Senza pudore e senza senso della misura, ecco che ora l’uomo dei mercati, Mario Monti, in Senato rievoca lo spettro della Troika. La chiama in causa con naturalezza, come se fosse la cosa più normale del mondo. Lo storytelling è sempre il medesimo, quello dettato dalla ossequiosa teologia dei mercati speculativi e dalla loro religione sacra del classismo planetario.
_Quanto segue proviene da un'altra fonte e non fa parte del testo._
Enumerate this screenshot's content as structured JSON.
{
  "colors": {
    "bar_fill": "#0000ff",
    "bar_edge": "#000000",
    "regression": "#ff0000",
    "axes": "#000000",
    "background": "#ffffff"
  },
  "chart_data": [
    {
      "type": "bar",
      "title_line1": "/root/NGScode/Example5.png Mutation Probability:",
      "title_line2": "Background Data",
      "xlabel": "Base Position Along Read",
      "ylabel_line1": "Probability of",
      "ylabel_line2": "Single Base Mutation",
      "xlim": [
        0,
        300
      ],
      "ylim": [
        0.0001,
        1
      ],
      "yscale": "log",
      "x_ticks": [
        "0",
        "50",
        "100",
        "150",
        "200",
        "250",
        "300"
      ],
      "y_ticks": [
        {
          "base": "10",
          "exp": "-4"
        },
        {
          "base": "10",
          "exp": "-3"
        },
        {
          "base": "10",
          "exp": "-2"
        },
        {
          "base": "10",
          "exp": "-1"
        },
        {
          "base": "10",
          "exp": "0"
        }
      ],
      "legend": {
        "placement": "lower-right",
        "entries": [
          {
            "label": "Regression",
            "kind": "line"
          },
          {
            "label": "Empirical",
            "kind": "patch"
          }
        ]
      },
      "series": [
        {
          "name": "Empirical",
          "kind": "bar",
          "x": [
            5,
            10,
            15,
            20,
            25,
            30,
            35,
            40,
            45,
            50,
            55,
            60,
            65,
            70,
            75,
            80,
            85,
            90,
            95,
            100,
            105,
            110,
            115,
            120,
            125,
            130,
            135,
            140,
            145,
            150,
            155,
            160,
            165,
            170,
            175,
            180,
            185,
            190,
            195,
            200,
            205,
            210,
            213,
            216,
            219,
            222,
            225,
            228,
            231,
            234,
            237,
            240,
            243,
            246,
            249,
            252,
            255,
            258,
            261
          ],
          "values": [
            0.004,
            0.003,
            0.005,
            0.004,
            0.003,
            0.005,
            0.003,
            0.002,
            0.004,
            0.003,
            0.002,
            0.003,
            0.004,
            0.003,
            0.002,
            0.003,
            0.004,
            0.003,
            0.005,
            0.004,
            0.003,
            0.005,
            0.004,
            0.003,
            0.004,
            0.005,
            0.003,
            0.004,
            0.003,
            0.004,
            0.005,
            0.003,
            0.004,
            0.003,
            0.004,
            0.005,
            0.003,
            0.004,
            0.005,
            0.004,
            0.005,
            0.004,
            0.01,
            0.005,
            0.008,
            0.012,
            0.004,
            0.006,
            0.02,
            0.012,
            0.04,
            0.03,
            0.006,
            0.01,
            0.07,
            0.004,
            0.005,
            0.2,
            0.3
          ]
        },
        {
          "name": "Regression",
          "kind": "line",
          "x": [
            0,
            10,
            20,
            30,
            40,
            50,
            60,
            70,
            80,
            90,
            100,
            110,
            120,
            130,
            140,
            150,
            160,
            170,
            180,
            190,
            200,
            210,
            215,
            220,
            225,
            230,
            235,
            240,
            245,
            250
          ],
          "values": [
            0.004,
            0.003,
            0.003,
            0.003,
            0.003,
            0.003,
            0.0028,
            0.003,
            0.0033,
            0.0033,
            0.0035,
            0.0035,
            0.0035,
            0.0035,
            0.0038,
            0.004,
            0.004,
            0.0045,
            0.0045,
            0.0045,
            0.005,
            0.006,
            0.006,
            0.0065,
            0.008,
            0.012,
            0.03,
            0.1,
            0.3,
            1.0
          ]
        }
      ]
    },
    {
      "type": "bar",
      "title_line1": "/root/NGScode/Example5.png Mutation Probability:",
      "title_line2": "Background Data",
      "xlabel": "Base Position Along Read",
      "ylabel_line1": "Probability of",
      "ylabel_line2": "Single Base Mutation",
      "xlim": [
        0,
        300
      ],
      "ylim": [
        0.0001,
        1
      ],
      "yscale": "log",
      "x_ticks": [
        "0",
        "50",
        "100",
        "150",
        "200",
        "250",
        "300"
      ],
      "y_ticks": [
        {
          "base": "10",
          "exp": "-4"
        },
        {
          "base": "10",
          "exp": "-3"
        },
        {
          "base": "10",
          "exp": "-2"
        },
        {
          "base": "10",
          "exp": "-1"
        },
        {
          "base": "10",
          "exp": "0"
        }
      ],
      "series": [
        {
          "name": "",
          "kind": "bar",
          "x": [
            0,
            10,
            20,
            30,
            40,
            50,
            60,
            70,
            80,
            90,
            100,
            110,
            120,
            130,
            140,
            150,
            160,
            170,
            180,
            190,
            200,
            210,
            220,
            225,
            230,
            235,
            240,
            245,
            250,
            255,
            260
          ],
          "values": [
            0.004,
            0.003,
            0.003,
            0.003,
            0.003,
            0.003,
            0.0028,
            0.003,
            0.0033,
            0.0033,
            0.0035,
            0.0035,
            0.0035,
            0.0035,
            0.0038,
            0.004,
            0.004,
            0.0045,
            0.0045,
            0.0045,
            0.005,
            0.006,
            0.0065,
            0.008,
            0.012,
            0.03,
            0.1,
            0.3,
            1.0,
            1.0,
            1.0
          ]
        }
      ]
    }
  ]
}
Questo il messaggio, neppure troppo in codice: fate quel che vogliono i mercati e la Ue, voi del novello governo gialloverde, o l’Italia verrà in un batter d’occhio invasa da una giunta militare economica liberista come quella a suo tempo presieduta dallo stesso Monti, l’euroinomane fiduciario dei mercati speculativi. Un governo tecnico Mario Monti bis? Il colpo di Stato finanziario del 2011 avvenne per il tramite dell’instaurazione di un governo formalmente definito “tecnico” e, in verità, corrispondente a una giunta militare di tipo economico, imposta autocraticamente dalla Banca centrale europea con il solo obiettivo di adeguare la penisola italiana ai parametri economici europei, destrutturando i residui diritti sociali e del lavoro. E fu subito riforma Fornero.

Ecco il messaggio che ora Mario Monti ci sta inviando. Rinunziate a velleità populiste e di difesa degli interessi della nazione e del lavoro. Rispettate i desiderata dei turbomondialisti apolidi e dei mercati finanziari deregolamentati.